データの送信が完了して、真鍋先輩のはからいでちょっとだけ休憩することになった。

他の社員の机の島の人たちも自分たちの受け持つ仕事がひと段落したのか、休憩をしている。

真鍋先輩は机の上に丁寧に紅茶とクッキーを並べてくれた。


「6階って総務ね。ああ、だから部長が備品についてだなんて話をしたわけね。手続き、教えるの忘れてたわ」


「いえ、こちらの数量入力ミスが原因でしたけど」


「とうとうお局の上条さんからコテンパンにやられたか」


「お局だなんて、嫌ね、渡瀬ちゃん」


かわいらしくうふふと笑ってから真鍋先輩は紅茶を飲んでいた。

わたしも答えに困ってクッキーをいただいた。

紅茶の葉が練りこまれていて、さっぱりとした甘さが口に広がり、紅茶との相性が抜群だ。

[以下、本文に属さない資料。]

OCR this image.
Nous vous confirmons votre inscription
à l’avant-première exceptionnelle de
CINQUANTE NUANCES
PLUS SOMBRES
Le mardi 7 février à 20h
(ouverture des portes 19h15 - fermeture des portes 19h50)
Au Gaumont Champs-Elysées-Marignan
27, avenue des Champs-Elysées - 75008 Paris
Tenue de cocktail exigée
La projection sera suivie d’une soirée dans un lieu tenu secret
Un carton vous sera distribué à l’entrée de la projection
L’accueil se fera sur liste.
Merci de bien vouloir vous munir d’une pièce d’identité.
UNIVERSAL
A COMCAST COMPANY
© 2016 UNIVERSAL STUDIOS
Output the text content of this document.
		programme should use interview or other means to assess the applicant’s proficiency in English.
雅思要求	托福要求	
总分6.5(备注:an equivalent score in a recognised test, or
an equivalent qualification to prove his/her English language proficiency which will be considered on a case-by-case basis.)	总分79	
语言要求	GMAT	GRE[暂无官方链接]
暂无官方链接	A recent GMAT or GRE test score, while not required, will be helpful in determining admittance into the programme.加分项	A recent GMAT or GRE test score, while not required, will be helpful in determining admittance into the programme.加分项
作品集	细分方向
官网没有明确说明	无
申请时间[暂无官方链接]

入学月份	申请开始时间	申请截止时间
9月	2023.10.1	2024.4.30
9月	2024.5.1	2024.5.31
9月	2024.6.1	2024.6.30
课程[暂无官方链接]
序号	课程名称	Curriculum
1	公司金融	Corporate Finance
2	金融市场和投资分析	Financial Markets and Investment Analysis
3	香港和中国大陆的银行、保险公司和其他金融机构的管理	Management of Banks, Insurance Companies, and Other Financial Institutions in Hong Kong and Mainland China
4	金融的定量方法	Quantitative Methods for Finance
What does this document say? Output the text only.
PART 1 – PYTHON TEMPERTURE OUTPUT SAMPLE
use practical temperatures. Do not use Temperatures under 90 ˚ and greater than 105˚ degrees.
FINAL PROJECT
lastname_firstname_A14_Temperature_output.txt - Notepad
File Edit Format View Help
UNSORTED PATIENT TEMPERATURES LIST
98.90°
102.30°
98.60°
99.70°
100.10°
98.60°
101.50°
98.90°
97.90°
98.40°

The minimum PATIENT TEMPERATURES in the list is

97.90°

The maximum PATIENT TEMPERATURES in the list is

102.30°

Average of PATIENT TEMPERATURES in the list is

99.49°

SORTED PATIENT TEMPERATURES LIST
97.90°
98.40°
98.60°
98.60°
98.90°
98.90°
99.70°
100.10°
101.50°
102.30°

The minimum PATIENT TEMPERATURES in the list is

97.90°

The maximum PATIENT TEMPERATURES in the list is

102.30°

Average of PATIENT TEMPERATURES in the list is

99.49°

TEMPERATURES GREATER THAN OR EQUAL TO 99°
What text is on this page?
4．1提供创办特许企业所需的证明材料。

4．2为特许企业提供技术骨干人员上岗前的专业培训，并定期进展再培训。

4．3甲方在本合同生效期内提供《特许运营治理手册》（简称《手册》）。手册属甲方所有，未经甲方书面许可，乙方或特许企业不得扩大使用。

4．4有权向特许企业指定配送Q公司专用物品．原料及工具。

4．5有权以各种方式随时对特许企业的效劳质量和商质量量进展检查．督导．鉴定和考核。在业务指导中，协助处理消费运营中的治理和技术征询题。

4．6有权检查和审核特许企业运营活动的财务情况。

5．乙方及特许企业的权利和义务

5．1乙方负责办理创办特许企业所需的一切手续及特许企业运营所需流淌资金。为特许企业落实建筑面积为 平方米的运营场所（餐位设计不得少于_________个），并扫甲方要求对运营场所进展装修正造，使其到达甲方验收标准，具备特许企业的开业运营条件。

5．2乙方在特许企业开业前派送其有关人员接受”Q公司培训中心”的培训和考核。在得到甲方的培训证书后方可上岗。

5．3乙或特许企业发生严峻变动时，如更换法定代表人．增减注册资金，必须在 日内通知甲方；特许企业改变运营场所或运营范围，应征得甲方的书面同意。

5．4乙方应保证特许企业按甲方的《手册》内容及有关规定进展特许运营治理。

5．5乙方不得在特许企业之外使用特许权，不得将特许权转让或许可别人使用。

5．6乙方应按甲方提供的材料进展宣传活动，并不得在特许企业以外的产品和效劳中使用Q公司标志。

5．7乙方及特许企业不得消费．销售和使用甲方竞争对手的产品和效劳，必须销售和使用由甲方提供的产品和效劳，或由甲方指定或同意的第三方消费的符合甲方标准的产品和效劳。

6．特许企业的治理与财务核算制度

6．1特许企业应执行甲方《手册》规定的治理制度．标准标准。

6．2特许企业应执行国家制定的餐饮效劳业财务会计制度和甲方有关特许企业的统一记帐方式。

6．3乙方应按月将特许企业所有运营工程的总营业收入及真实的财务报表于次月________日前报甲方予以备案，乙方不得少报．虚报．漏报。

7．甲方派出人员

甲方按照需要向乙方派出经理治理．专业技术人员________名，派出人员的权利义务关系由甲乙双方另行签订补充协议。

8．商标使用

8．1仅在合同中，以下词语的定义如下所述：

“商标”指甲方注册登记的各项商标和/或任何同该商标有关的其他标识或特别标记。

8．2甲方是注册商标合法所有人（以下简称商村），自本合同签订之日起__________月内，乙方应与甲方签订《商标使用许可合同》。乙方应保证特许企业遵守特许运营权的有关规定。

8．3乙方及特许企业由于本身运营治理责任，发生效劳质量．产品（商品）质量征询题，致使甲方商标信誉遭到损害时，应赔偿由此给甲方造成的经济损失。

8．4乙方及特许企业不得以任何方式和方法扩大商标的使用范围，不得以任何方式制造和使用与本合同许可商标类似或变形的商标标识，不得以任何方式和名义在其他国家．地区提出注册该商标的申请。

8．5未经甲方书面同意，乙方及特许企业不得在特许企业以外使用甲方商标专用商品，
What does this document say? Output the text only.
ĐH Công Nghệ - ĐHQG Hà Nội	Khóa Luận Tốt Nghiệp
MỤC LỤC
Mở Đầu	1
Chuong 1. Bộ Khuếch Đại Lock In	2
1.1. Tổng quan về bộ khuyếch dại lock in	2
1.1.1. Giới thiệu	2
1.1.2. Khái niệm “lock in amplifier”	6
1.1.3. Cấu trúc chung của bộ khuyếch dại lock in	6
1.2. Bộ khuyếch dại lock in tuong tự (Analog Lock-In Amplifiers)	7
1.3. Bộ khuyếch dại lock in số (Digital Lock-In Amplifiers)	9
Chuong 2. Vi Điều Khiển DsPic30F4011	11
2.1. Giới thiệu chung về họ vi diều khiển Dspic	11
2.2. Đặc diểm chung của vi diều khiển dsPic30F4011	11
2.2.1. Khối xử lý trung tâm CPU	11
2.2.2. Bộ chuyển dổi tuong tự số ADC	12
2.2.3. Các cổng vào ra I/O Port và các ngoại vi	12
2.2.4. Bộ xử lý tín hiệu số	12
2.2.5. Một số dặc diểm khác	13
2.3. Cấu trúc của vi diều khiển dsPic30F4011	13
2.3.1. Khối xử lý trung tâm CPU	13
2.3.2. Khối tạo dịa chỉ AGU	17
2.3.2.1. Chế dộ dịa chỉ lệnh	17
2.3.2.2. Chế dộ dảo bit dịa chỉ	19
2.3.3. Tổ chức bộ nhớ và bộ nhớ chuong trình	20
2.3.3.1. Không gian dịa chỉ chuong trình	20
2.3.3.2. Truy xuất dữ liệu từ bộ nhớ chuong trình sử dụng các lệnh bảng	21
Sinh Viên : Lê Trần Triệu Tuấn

それをみた真鍋先輩は口にあってよかった、と頷いている。


「でもどうして集中攻撃されなきゃいけないのかしら? 今まで一度も関わり合いなかったのにね」


真鍋先輩も渡瀬先輩も二人とも首を傾げている。


「上条さんに何かしたんじゃない? 総務にケンカとかふっかけてきたとか」


「そ、そんなことはないですよ」


確かに思い当たる節がない。

外部に出すなら怒られても仕方がないけれど、内部での話に1個のミスに怒られなければいけないんだろう。

上条さんに目をつけられると会社を辞めるなんていう噂を渡瀬先輩と真鍋先輩が話している。

上条さんは人事にも顔がきくらしい、と渡瀬先輩が顔を引きつらせながら話すから何だか不安になってきた。


「上条さんに何か言われたら相談にこいよ。有沢にはお世話になりっぱなしなんだから」


「一番効果的なのは結城部長だけど、あの上条さんと対決できるかしらね」


やっぱり真鍋先輩は、うふふと笑っていた。